Line the loaf pan with plastic wrap: This is to make the cake easy to remove from the pan once it’s time to frost it later on. Just tear a small sheet of plastic wrap and line it on the bottom and sides of each of the loaf pans, leaving a few inches of overhang on the sides.

Make the whipped cream: You’ll want to start with a large amount of whipped cream so you can work quickly to build the cake. Add 1 1/2 cups heavy cream and  1/4 cup granulated sugar to a mixing bowl and mix until medium to firm peaks form.

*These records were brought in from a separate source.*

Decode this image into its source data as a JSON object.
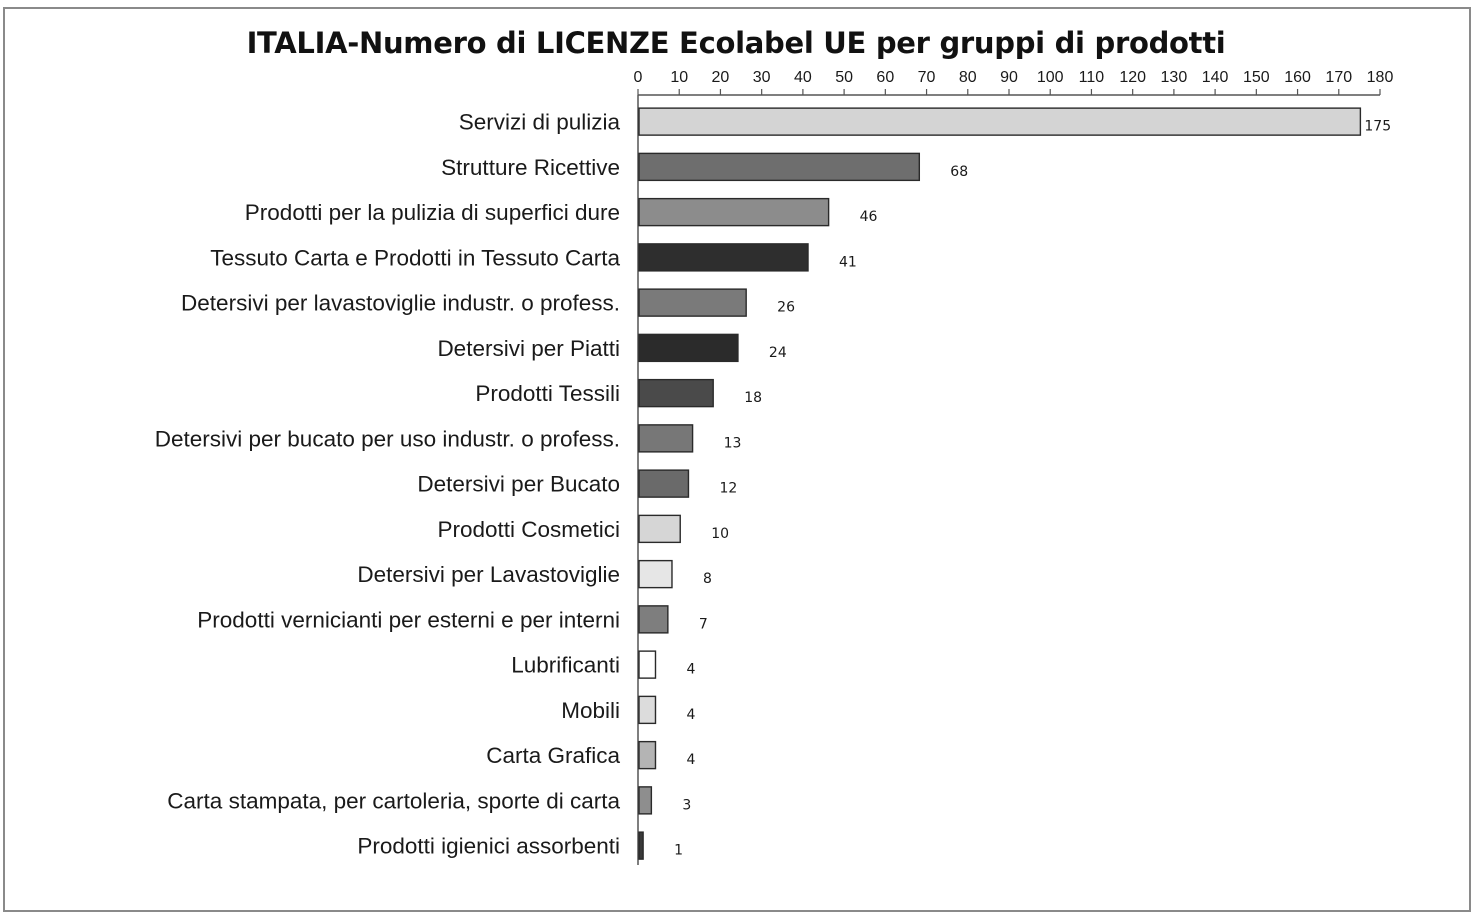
{
  "chart_data": {
    "type": "bar",
    "orientation": "horizontal",
    "title": "ITALIA-Numero di LICENZE  Ecolabel UE per gruppi di prodotti",
    "xlabel": "",
    "ylabel": "",
    "xlim": [
      0,
      180
    ],
    "xticks": [
      0,
      10,
      20,
      30,
      40,
      50,
      60,
      70,
      80,
      90,
      100,
      110,
      120,
      130,
      140,
      150,
      160,
      170,
      180
    ],
    "axis_position": "top",
    "grid": false,
    "categories": [
      "Servizi di pulizia",
      "Strutture Ricettive",
      "Prodotti per la pulizia di superfici dure",
      "Tessuto Carta e Prodotti in Tessuto Carta",
      "Detersivi per lavastoviglie industr. o profess.",
      "Detersivi per Piatti",
      "Prodotti Tessili",
      "Detersivi per bucato per uso industr. o profess.",
      "Detersivi per Bucato",
      "Prodotti Cosmetici",
      "Detersivi per Lavastoviglie",
      "Prodotti vernicianti per esterni e per interni",
      "Lubrificanti",
      "Mobili",
      "Carta Grafica",
      "Carta stampata, per cartoleria, sporte di carta",
      "Prodotti igienici assorbenti"
    ],
    "values": [
      175,
      68,
      46,
      41,
      26,
      24,
      18,
      13,
      12,
      10,
      8,
      7,
      4,
      4,
      4,
      3,
      1
    ],
    "colors": [
      "#d4d4d4",
      "#6e6e6e",
      "#8c8c8c",
      "#2e2e2e",
      "#7a7a7a",
      "#2b2b2b",
      "#4a4a4a",
      "#777777",
      "#6a6a6a",
      "#d6d6d6",
      "#e6e6e6",
      "#7e7e7e",
      "#ffffff",
      "#dcdcdc",
      "#b4b4b4",
      "#8e8e8e",
      "#3a3a3a"
    ]
  }
}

Line the bottom of the pan with whipped cream: Add a couple of spoonfuls of the whipped cream to the bottom and sides of one loaf pan and the bottom and sides of half of the other loaf pan. This will act as the “glue” to help the cookies stay together.

Credit: Cory Fernandez

Top the cookies with whipped cream: Take one cookie and top with a dollop of whipped cream (a couple of tablespoons) and place it right-side up in one loaf pan so that the side with the whipped cream is facing away from the the end of the pan. Repeat this process with the rest of the cookies so that the entirety of the loaf pan is filled with cookies, each one with whipped cream in between. 

Credit: Cory Fernandez

Add a few more cookies to the top and edges of the pan and fill in any gaps, using whipped cream to keep everything together. Top the cookies with a layer of whipped cream. After you’ve completed one loaf pan, continue with the other loaf pan, but only fill it halfway — this will be the branch that we attach to the side later on.

Credit: Cory Fernandez

Chill the cake: Chill the cake for at least eight hours or overnight to allow the cookies to soften and meld. It’s also important to use thin cookies to make sure they will soften in the refrigerator.

Credit: Cory Fernandez

Frost the cake: Remove the cakes from the fridge using the overhang on the sides to lift it out. Carefully flip the full cake onto a serving plate. Remove the half-cake the same way, but flip it onto a cutting board. Slice one end of the half-cake on a diagonal and attach the cut side to one of the sides of the full cake.

Credit: Cory Fernandez

Add the store-bought chocolate frosting to a bowl and mix it with an electric hand mixer for about a minute — this will make it easier to frost. Use a rubber spatula or offset spatula to carefully spread the frosting all over the top and sides of the cake. Be sure to work quickly, so the whipped cream doesn’t soften too much. Once the cake is entirely frosted, immediately put it in the refrigerator for at least half an hour.

Credit: Cory Fernandez

Use a fork to decorate the cake: Remove the cake from the fridge and carefully run the tines of a fork down the top and sides of the chocolate frosting. Don’t scratch it too far down, as it will then show the whipped cream underneath. 

Credit: Cory Fernandez

Dust with powdered sugar: When you’re ready to serve the cake, add a couple of tablespoons of powdered sugar to a fine-mesh sieve and carefully place it above the cake and move it back and forth against the palm of your hand to sprinkle it over the cake. If you want, decorate the cake with fresh cranberries and mint leaves or rosemary.